Slow Medicine encourages physicians to slow down when considering aggressive care that may cause high risks and limited rewards for the elderly. It is a return to the personal doctoring in an age of high-tech medicine. It edifies patients and families how to avoid hospitalisation and emergency room trips proposed for those with treatable ailments, not the usual downturn due to advanced age. And, the periphery of the treatment confines to the known surroundings of the patient, unlike the typical medical ambience which they resist the most.
Aggressive care in some cases saves life. A number of doctors opine that intensive care definitely prolongs life. This perception might not hold true in all cases. Still, mentioning only the cases of death would be biased and vice versa. Dr McCullough argues that "the decision to practice Slow Medicine can sometimes run contrary to what the 'system' wants most, which is a decision taken quickly to assure that high efficiency for the system occurs."
Slow Medicine is described as a less-expensive way of providing care.
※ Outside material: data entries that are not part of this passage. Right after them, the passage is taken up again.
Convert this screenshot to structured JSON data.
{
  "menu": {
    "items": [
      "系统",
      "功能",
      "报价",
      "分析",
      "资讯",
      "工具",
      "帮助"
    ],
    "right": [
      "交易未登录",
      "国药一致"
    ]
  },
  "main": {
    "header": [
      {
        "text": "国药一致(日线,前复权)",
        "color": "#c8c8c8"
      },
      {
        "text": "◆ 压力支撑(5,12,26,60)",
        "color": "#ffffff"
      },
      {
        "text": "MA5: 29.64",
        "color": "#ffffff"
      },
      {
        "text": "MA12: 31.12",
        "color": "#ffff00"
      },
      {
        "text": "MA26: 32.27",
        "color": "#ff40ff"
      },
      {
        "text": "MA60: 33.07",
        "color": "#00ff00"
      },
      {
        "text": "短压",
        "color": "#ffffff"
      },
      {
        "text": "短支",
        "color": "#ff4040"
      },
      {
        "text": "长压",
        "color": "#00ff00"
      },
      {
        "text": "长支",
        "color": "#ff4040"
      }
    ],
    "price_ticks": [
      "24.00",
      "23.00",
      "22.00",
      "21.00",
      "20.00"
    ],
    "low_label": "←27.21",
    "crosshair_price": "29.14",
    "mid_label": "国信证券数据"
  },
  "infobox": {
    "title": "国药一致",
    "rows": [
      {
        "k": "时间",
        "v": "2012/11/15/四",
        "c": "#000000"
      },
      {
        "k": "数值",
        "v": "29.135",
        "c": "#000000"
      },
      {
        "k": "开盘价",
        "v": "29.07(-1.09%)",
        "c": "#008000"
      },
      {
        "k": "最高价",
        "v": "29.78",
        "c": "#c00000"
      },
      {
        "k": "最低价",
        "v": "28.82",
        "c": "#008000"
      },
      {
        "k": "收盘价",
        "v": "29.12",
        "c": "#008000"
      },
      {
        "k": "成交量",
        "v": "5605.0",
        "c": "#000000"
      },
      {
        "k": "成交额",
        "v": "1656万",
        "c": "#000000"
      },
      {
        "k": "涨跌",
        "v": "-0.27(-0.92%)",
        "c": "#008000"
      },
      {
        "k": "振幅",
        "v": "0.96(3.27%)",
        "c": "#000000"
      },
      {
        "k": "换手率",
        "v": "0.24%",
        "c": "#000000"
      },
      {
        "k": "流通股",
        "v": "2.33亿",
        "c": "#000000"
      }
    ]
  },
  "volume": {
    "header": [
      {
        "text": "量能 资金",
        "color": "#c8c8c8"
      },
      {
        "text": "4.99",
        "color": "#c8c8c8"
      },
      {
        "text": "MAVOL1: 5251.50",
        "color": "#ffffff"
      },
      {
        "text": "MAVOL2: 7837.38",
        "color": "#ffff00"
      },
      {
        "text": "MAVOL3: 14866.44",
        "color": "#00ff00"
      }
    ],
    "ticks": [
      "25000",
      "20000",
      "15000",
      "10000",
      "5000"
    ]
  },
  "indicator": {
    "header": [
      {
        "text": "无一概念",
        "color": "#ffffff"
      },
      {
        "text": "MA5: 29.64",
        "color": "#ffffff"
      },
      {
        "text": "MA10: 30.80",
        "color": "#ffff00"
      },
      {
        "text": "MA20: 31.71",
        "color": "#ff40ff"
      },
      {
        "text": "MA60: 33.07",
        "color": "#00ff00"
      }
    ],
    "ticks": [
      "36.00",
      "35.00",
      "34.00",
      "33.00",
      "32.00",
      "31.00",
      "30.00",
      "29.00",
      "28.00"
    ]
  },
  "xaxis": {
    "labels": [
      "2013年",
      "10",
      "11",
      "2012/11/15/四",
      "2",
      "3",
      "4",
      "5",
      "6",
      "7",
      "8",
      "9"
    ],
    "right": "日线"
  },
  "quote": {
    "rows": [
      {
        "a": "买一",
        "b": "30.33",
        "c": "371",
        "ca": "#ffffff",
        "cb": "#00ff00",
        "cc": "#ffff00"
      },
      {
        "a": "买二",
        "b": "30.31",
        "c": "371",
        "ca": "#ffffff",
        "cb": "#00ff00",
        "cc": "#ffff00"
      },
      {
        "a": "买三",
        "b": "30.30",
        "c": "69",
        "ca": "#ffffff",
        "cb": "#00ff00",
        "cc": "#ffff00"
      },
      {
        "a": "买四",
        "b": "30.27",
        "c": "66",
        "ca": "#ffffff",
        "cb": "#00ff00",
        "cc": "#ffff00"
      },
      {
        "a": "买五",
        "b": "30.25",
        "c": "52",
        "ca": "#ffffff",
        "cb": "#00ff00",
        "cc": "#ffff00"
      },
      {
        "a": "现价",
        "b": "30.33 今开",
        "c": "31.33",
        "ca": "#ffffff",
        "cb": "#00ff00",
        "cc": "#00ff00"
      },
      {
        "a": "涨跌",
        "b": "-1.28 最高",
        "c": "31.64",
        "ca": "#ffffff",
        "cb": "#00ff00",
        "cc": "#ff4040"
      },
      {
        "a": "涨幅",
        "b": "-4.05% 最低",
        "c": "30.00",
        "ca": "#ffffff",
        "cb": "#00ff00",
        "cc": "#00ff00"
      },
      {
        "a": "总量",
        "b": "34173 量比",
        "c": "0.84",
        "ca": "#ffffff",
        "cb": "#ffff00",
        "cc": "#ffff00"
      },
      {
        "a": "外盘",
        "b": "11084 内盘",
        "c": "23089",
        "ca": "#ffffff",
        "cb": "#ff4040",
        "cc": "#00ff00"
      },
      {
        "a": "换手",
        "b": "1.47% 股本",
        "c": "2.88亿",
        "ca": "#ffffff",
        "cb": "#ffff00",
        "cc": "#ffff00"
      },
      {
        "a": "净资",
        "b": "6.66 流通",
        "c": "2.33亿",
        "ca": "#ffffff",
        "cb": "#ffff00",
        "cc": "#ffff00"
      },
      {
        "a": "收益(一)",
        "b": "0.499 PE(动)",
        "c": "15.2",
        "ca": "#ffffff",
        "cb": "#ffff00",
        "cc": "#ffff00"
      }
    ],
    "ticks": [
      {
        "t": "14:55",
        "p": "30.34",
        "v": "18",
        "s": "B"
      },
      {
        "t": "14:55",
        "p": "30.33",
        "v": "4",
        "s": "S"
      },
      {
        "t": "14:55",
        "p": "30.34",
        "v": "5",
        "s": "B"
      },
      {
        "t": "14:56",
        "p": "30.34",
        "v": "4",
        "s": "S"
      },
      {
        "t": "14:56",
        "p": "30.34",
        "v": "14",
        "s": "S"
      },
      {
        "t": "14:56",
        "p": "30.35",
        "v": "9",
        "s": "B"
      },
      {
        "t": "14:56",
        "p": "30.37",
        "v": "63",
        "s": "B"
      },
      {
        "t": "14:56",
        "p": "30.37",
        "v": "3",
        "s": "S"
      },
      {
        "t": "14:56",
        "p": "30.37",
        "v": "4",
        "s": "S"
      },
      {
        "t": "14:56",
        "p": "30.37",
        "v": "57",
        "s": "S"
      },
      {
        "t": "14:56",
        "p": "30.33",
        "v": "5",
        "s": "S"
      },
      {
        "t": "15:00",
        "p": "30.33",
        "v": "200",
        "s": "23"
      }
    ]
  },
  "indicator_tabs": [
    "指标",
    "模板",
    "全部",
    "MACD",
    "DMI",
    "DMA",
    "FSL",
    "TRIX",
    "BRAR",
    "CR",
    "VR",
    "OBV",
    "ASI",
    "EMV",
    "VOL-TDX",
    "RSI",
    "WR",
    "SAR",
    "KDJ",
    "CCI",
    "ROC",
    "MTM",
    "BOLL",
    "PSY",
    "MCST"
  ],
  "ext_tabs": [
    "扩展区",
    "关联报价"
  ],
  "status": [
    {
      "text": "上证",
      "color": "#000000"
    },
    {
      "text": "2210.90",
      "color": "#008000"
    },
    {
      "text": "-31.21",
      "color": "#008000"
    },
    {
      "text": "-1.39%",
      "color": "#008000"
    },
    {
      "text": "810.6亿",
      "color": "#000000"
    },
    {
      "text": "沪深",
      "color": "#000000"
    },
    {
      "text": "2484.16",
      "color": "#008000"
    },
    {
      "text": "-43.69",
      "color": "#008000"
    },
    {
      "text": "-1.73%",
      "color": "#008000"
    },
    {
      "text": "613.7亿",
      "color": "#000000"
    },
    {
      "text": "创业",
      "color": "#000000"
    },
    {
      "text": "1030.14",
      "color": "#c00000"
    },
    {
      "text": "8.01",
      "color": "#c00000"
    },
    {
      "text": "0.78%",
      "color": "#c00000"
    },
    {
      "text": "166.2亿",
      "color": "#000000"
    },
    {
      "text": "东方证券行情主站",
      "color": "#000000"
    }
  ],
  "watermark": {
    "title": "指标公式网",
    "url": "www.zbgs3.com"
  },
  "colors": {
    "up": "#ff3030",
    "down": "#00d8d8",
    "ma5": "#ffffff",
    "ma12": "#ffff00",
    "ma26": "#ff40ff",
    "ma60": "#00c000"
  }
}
This gives rise to the ethical question of valuing human life. Furthermore, estimating the time left approximately considering the circumstances-which could differ from case to case-may prove the assessment wrong. So, choosing Slow Medicine is ultimately the choice of the patient and the patient's family. In that case, the question arises: how can the doctors allow the patient to take such a critical decision?
Regarding the ethical side of the concept, Dr McCullough says that Slow Medicine blends the ethics of individuality i.e. autonomy, benevolence, truthfulness and non-malfeasance which focus on the empowered individual in making decisions with the ethics of character and commitment. These ethics emphasise the importance and value of 'staying with' an elder though all the ups and downs. He comments, "This ethical approach, 'commitment to the very end', in a partnership between elder, family and healthcare providers is presently less emphasised in our acute care-oriented medical systems."
Every patient and his / her circle of concern would wish a long life, but at what cost and what kind of life would that be? These are the questions that cross through the minds of those involved in the process of decision-making.
The concept of Slow Medicine might not hold good in an emergency. But, Dr McCullough advocates the practice and states that though there are some emergency situations where Slow Medicine might not be practiced to its full extent, the principles of Slow Medicine practice still hold true. He says, "If one has practiced Slow Medicine along the way, emergencies as they occur are almost always better understood by the elder, the family and support persons and healthcare professionals."
Not only the 'circle of concern' of the patient, but physicians too tend to have a mindset of 'what all can be done, shall be done' to save and prolong the life of a patient at any cost. Their etiquette doesn't allow them to think beyond the physical existence of their loved ones. They would always like to try out all the available options to extend the life of the patient. Hence, Slow Medicine may not be an easy option.
All said, the idea of Slow Medicine is still foreign to many physicians who are proponents of aggressive treatments for patients' ailments. In the process, medical care has grown almost tantamount to technology-oriented care.
Resistance to change is common and it is the case with slow medicine too. But, as the patient population desiring this kind of care is increasing, the chances of sustainability of the concept are more. Time alone can prove how it nurtures the requirements of both the patients and the doctors.